◇Passing
■Missing 1
やけに月の明るい夜だった。
真っ暗でなければ眠れない雪也に合わせて、全く明かりを点けていない部屋。
道の街灯と月の光が、同じベッドの傍らで眠る貴仁の姿を映し出す。
カーテンを引いてもなお雪也が眠るには眩しい。
眠れないまま今夜は満月だろうかと一人考える。
煌々と照らす光に胸がざわめいた。
漠然とした恐怖感が意識を侵食していく。
まるで眠ることを咎めるような月明かり。
目を伏せても顔を枕に押し付けても、責めるように降り注ぐそれから逃れられない。
何度も寝返りを繰り返しては身を丸めた。
気休めに羊を数えても穏やかな休息は与えられない。
挿入されたまま反転する視界。
下から貫かれる衝撃に身体がしなった。
貴仁が自分の下で笑っている。
貴仁とは初めての体位。
息を吐きながら楽な姿勢を探した。
身体を支えるためについた両腕が震える。
刺激を受けるのを恐れてじっとしていると、下から揺すり上げられた。
「…やっ…あっ…!」
また背がしなって、貴仁の両膝に後ろ手に縋り付く。
「動けよ」
低く甘い声。
自分をみつめる視線を感じて身体が熱い。
顔を背けても逃れられない位置関係に、どうしようもない羞恥を感じた。
「わ…わかんない…っ」
腰を支える手つきが不穏で、必死で身をよじる。
「腰振れって」
「っ……」
羞恥が勝ってどうしても動けない。
上が初めてではないが、とにかく恥も外聞もなく、早くいかせる為に必死だったあれとは違う。

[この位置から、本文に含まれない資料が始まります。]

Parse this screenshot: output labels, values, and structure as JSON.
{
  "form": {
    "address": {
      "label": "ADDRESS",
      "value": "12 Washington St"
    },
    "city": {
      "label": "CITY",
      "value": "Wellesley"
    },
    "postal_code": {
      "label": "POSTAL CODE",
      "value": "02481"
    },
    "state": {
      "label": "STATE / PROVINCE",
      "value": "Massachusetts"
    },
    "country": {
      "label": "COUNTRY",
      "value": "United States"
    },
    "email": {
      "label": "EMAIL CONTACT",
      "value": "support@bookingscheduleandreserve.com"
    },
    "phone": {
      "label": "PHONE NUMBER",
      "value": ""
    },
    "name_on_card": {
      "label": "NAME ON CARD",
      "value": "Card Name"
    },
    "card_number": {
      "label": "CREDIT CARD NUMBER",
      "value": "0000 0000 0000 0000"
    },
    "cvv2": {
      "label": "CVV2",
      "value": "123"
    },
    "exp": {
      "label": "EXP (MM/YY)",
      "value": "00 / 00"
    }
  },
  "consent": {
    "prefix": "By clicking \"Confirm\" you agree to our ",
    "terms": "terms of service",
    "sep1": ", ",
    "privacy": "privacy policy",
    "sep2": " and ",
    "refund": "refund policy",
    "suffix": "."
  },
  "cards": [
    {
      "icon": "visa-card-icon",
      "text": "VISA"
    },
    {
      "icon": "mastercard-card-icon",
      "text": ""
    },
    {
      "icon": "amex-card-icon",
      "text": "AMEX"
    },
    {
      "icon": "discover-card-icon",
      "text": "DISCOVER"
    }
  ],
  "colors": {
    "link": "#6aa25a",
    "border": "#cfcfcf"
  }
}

貴仁相手でははしたない姿を見られたくない気持ちが先に立つ。
どう動けば気持ち良くさせられるかも分からない。
「……っ」
意思とは関係なく涙が滲んだ。
子供じゃないんだからと思うのに、溢れんばかりに瞳を被う。
下がいい。
「何だよ。したことねえの?」
今にも泣き出しそうな雪也の様子に、ふいに優しくなる声音。
けれど身体は正直に硬直した。
甘えて頷いてしまえばよかったと後悔する。
「……さっさとしろよ」
一気にトーンの落ちた声。
自分が躊躇う程貴仁の機嫌が悪くなるのが分かった。
甘えを一切許さない空気。
「早くしろって」
その声は刺すように冷たい。
甘い行為はまるで何かの罰に変貌したようだった。
「…っ………できない…」
冷え切った身体。
俯いて尚拒絶を示す。
した事ないのか。
先程の問い掛けの時、少し嬉しそうだったのを知っている。
蹂躙され尽くした身体が何よりのコンプレックス。
例え下手だろうと、あるいは馴れていようと、貴仁はきっとフォローを入れてくれる。
それが嫌だと思う。
行為の雰囲気は壊れないけれど、自分が何より気にしている事をその中でうやむやにされたくなかった。
セックスの雰囲気だけが大事なら、心の繋がりなんて必要はない。
それはきっと貴仁も同じはずだと、そっと顔を上げる。